Dhaka, June 24: In a major move aimed at boosting remittance inflows and encouraging investment by expatriate Bangladeshis, Bangladesh Bank has introduced significant changes to the country’s offshore banking framework. Under the new policy, non-resident Bangladeshis will be able to open a “Non-Resident Exchangeable Taka Account” through Offshore Banking Units (OBUs), allowing them to repatriate both their principal investment and profits abroad with ease.
The central bank issued a circular on Tuesday to the chief executives of all scheduled banks across the country. According to Bangladesh Bank, the initiative is intended to maximize the utilization of remittances sent through formal banking channels and expand offshore banking operations.

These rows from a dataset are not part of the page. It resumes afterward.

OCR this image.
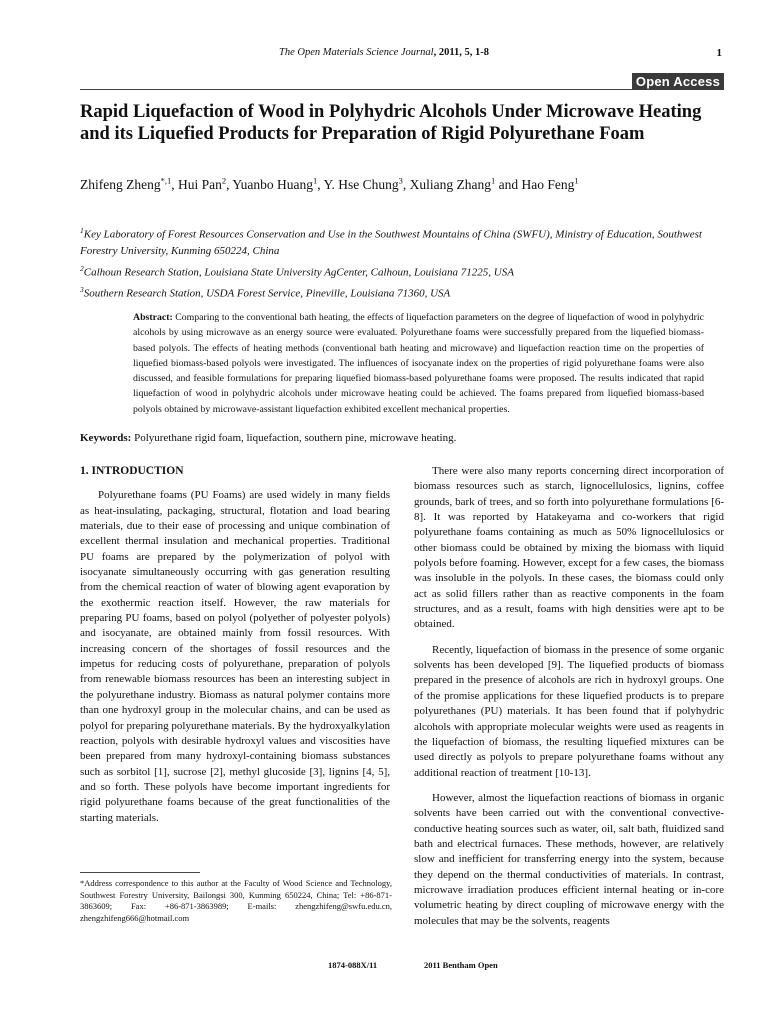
The Open Materials Science Journal, 2011, 5, 1-8	1
Open Access
Rapid Liquefaction of Wood in Polyhydric Alcohols Under Microwave Heating and its Liquefied Products for Preparation of Rigid Polyurethane Foam
Zhifeng Zheng$^{*,1}$, Hui Pan$^2$, Yuanbo Huang$^1$, Y. Hse Chung$^3$, Xuliang Zhang$^1$ and Hao Feng$^1$
$^1$Key Laboratory of Forest Resources Conservation and Use in the Southwest Mountains of China (SWFU), Ministry of Education, Southwest Forestry University, Kunming 650224, China
$^2$Calhoun Research Station, Louisiana State University AgCenter, Calhoun, Louisiana 71225, USA
$^3$Southern Research Station, USDA Forest Service, Pineville, Louisiana 71360, USA
Abstract: Comparing to the conventional bath heating, the effects of liquefaction parameters on the degree of liquefaction of wood in polyhydric alcohols by using microwave as an energy source were evaluated. Polyurethane foams were successfully prepared from the liquefied biomass-based polyols. The effects of heating methods (conventional bath heating and microwave) and liquefaction reaction time on the properties of liquefied biomass-based polyols were investigated. The influences of isocyanate index on the properties of rigid polyurethane foams were also discussed, and feasible formulations for preparing liquefied biomass-based polyurethane foams were proposed. The results indicated that rapid liquefaction of wood in polyhydric alcohols under microwave heating could be achieved. The foams prepared from liquefied biomass-based polyols obtained by microwave-assistant liquefaction exhibited excellent mechanical properties.
Keywords: Polyurethane rigid foam, liquefaction, southern pine, microwave heating.
1. INTRODUCTION

Polyurethane foams (PU Foams) are used widely in many fields as heat-insulating, packaging, structural, flotation and load bearing materials, due to their ease of processing and unique combination of excellent thermal insulation and mechanical properties. Traditional PU foams are prepared by the polymerization of polyol with isocyanate simultaneously occurring with gas generation resulting from the chemical reaction of water of blowing agent evaporation by the exothermic reaction itself. However, the raw materials for preparing PU foams, based on polyol (polyether of polyester polyols) and isocyanate, are obtained mainly from fossil resources. With increasing concern of the shortages of fossil resources and the impetus for reducing costs of polyurethane, preparation of polyols from renewable biomass resources has been an interesting subject in the polyurethane industry. Biomass as natural polymer contains more than one hydroxyl group in the molecular chains, and can be used as polyol for preparing polyurethane materials. By the hydroxyalkylation reaction, polyols with desirable hydroxyl values and viscosities have been prepared from many hydroxyl-containing biomass substances such as sorbitol [1], sucrose [2], methyl glucoside [3], lignins [4, 5], and so forth. These polyols have become important ingredients for rigid polyurethane foams because of the great functionalities of the starting materials.

There were also many reports concerning direct incorporation of biomass resources such as starch, lignocellulosics, lignins, coffee grounds, bark of trees, and so forth into polyurethane formulations [6-8]. It was reported by Hatakeyama and co-workers that rigid polyurethane foams containing as much as 50% lignocellulosics or other biomass could be obtained by mixing the biomass with liquid polyols before foaming. However, except for a few cases, the biomass was insoluble in the polyols. In these cases, the biomass could only act as solid fillers rather than as reactive components in the foam structures, and as a result, foams with high densities were apt to be obtained.

Recently, liquefaction of biomass in the presence of some organic solvents has been developed [9]. The liquefied products of biomass prepared in the presence of alcohols are rich in hydroxyl groups. One of the promise applications for these liquefied products is to prepare polyurethanes (PU) materials. It has been found that if polyhydric alcohols with appropriate molecular weights were used as reagents in the liquefaction of biomass, the resulting liquefied mixtures can be used directly as polyols to prepare polyurethane foams without any additional reaction of treatment [10-13].

However, almost the liquefaction reactions of biomass in organic solvents have been carried out with the conventional convective-conductive heating sources such as water, oil, salt bath, fluidized sand bath and electrical furnaces. These methods, however, are relatively slow and inefficient for transferring energy into the system, because they depend on the thermal conductivities of materials. In contrast, microwave irradiation produces efficient internal heating or in-core volumetric heating by direct coupling of microwave energy with the molecules that may be the solvents, reagents

*Address correspondence to this author at the Faculty of Wood Science and Technology, Southwest Forestry University, Bailongsi 300, Kunming 650224, China; Tel: +86-871-3863609; Fax: +86-871-3863989; E-mails: zhengzhifeng@swfu.edu.cn, zhengzhifeng666@hotmail.com
1874-088X/11	2011 Bentham Open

Under the new guidelines, expatriates will be able to open savings, current, or fixed-term deposit accounts against foreign currency remitted through legal banking channels. These accounts can receive remittances, transfers from other non-resident accounts, accrued interest or profits, and income generated from approved investments or the stock market in Bangladesh.

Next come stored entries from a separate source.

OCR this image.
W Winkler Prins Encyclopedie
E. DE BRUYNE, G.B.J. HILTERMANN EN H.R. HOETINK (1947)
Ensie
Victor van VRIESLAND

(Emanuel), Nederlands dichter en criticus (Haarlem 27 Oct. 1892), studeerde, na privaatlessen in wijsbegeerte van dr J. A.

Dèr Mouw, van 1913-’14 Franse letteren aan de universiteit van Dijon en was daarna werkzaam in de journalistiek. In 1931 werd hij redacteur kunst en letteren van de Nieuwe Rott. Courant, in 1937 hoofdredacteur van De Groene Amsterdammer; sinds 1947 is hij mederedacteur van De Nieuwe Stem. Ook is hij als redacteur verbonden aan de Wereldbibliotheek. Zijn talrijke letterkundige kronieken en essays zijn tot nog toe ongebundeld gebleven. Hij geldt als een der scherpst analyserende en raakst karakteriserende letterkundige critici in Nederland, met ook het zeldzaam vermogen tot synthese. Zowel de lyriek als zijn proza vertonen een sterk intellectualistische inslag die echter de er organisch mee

One of the most significant features of the new account is its full repatriation facility. This means account holders will be able to transfer both their deposited funds and earned profits abroad at any time without restrictions.
The funds may also be used within Bangladesh for a variety of purposes, including Foreign Direct Investment (FDI), portfolio investments, local payments, and transfers to other foreign currency accounts.
The revised policy further allows these funds to be utilized for lending in local currency to Type-A industrial enterprises operating in special economic zones administered by BEZA, BEPZA, and BKEPZ. However, such loans may only be used for operational expenses such as salaries, wages, and utility bills and must be repaid through export earnings.
In addition, expatriates will be allowed to use the balance in these accounts as collateral to obtain loans from local banks for personal or business purposes. However, the use of such financing for agriculture, plantation projects, and housing sector investments will remain prohibited. The funds may, however, be used for the purchase of residential properties and non-repatriable investments.
Banking sector analysts believe the initiative will make Bangladesh’s remittance management system more dynamic and create new investment opportunities for expatriate Bangladeshis. They also expect the policy to improve liquidity management for industries operating in the country’s special economic zones.